Potter's resume is resplendent with awards, honors and exhibitions:
Potter's work generally focuses on the narrative of "America" and the ways in which a new frame of seeing can complicate those stories we've told ourselves about who we are. Her newest body of work, and that which she will continue to pursue with the Guggenheim Fellowship, is called Dark Waters. This work takes root in and around bodies of water with violent or ominous names. Examples include: Murder Creek, Deadman's Branch, and Bloody River, though there are many more. The landscape of the southeast is thick with such waters, their names seeming to reflect something fundamental to how this land was settled. Potter is photographing these waters and the people and landscapes that surround them. She is making visual what she sees to be a feedback loop between nature and myth, the way in which a threatening landscape primes a culture for violence, and how a violent culture relishes projecting threat onto a landscape.

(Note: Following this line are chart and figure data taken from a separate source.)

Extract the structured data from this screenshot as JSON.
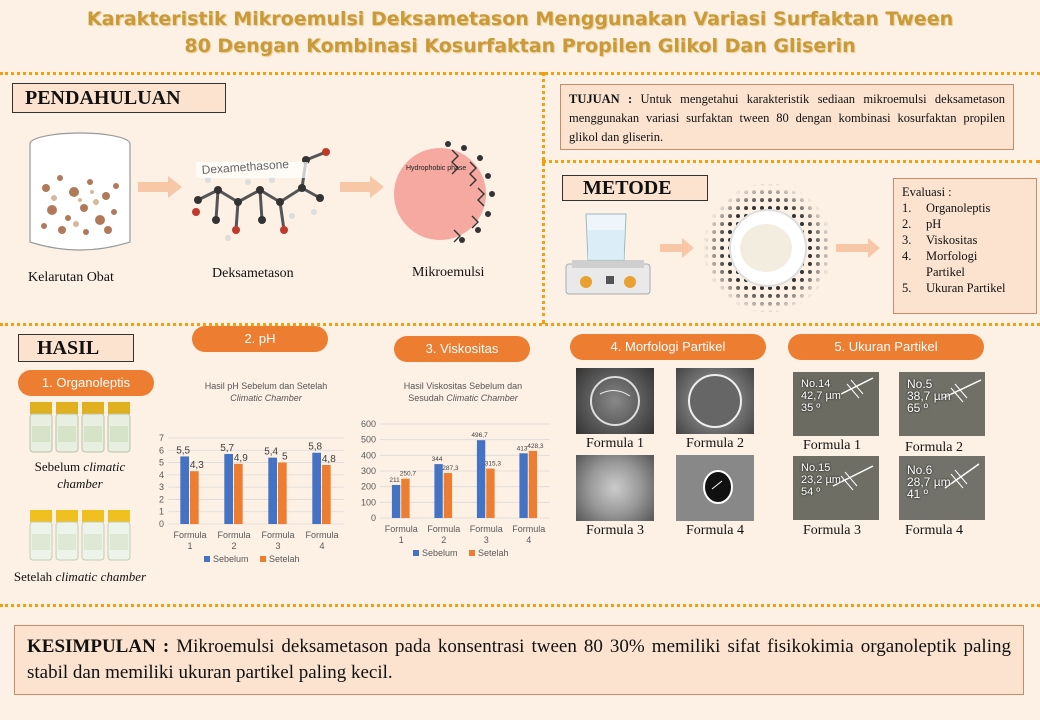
{
  "title": {
    "line1": "Karakteristik Mikroemulsi Deksametason Menggunakan Variasi Surfaktan Tween",
    "line2": "80 Dengan Kombinasi Kosurfaktan Propilen Glikol Dan Gliserin"
  },
  "pendahuluan": {
    "label": "PENDAHULUAN",
    "items": [
      {
        "caption": "Kelarutan  Obat"
      },
      {
        "caption": "Deksametason",
        "overlay": "Dexamethasone"
      },
      {
        "caption": "Mikroemulsi",
        "overlay": "Hydrophobic phase"
      }
    ]
  },
  "tujuan": {
    "label": "TUJUAN :",
    "text": " Untuk mengetahui karakteristik sediaan mikroemulsi deksametason menggunakan variasi surfaktan tween 80 dengan kombinasi kosurfaktan propilen glikol dan gliserin."
  },
  "metode": {
    "label": "METODE",
    "evaluasi_title": "Evaluasi :",
    "evaluasi": [
      {
        "num": "1.",
        "text": "Organoleptis"
      },
      {
        "num": "2.",
        "text": "pH"
      },
      {
        "num": "3.",
        "text": "Viskositas"
      },
      {
        "num": "4.",
        "text": "Morfologi Partikel"
      },
      {
        "num": "5.",
        "text": "Ukuran Partikel"
      }
    ]
  },
  "hasil": {
    "label": "HASIL",
    "organoleptis": {
      "pill": "1. Organoleptis",
      "before": {
        "prefix": "Sebelum ",
        "italic": "climatic chamber"
      },
      "after": {
        "prefix": "Setelah ",
        "italic": "climatic chamber"
      }
    },
    "ph_pill": "2. pH",
    "visk_pill": "3. Viskositas",
    "morf_pill": "4. Morfologi Partikel",
    "ukuran_pill": "5. Ukuran Partikel",
    "morf_captions": [
      "Formula  1",
      "Formula  2",
      "Formula  3",
      "Formula  4"
    ],
    "ukuran_captions": [
      "Formula  1",
      "Formula  2",
      "Formula  3",
      "Formula  4"
    ],
    "ukuran_labels": [
      {
        "no": "No.14",
        "size": "42,7 µm",
        "angle": "35 º"
      },
      {
        "no": "No.5",
        "size": "38,7 µm",
        "angle": "65 º"
      },
      {
        "no": "No.15",
        "size": "23,2 µm",
        "angle": "54 º"
      },
      {
        "no": "No.6",
        "size": "28,7 µm",
        "angle": "41 º"
      }
    ]
  },
  "kesimpulan": {
    "label": "KESIMPULAN :",
    "text": " Mikroemulsi deksametason pada konsentrasi tween 80 30% memiliki sifat fisikokimia organoleptik paling stabil dan memiliki ukuran partikel paling kecil."
  },
  "colors": {
    "sebelum": "#4472c4",
    "setelah": "#ed7d31",
    "accent": "#ed7d31",
    "title": "#c89a3a"
  },
  "chart_data": [
    {
      "type": "bar",
      "title": "Hasil pH Sebelum dan Setelah",
      "title_italic": "Climatic Chamber",
      "categories": [
        "Formula 1",
        "Formula 2",
        "Formula 3",
        "Formula 4"
      ],
      "series": [
        {
          "name": "Sebelum",
          "values": [
            5.5,
            5.7,
            5.4,
            5.8
          ],
          "labels": [
            "5,5",
            "5,7",
            "5,4",
            "5,8"
          ]
        },
        {
          "name": "Setelah",
          "values": [
            4.3,
            4.9,
            5,
            4.8
          ],
          "labels": [
            "4,3",
            "4,9",
            "5",
            "4,8"
          ]
        }
      ],
      "ylim": [
        0,
        7
      ],
      "yticks": [
        "0",
        "1",
        "2",
        "3",
        "4",
        "5",
        "6",
        "7"
      ],
      "grid": true,
      "legend": "bottom"
    },
    {
      "type": "bar",
      "title": "Hasil Viskositas Sebelum dan",
      "title_line2": "Sesudah",
      "title_italic": "Climatic Chamber",
      "categories": [
        "Formula 1",
        "Formula 2",
        "Formula 3",
        "Formula 4"
      ],
      "series": [
        {
          "name": "Sebelum",
          "values": [
            211,
            344,
            496.7,
            413
          ],
          "labels": [
            "211",
            "344",
            "496,7",
            "413"
          ]
        },
        {
          "name": "Setelah",
          "values": [
            250.7,
            287.3,
            315.3,
            428.3
          ],
          "labels": [
            "250,7",
            "287,3",
            "315,3",
            "428,3"
          ]
        }
      ],
      "ylim": [
        0,
        600
      ],
      "yticks": [
        "0",
        "100",
        "200",
        "300",
        "400",
        "500",
        "600"
      ],
      "grid": true,
      "legend": "bottom"
    }
  ]
}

Her work has shown nationally and internationally including at such galleries and institutions as Daniel Cooney Fine Art in New York City, Light Work in Syracuse, NY, the Georgia Museum of Art, and the Neuberger Museum of Art. Her work belongs in numerous public and private collections, including that of the Georgia Museum of Art, Light Work, and 601 Artspace in New York City. Potter was selected as Artist in Residence at Light Work in 2014, and her work has been recognized with nominations to the MACK First Book Award, as well as the Shortlist to the 2016 Kassel Book Prize.
One of the most prestigious and generous arts awards, a Guggenheim Fellowship is a fantastic accelerant to careers in creativity and we look forward to learning how Potter uses the Fellowship to generate interesting new work. Congratulations and best of luck.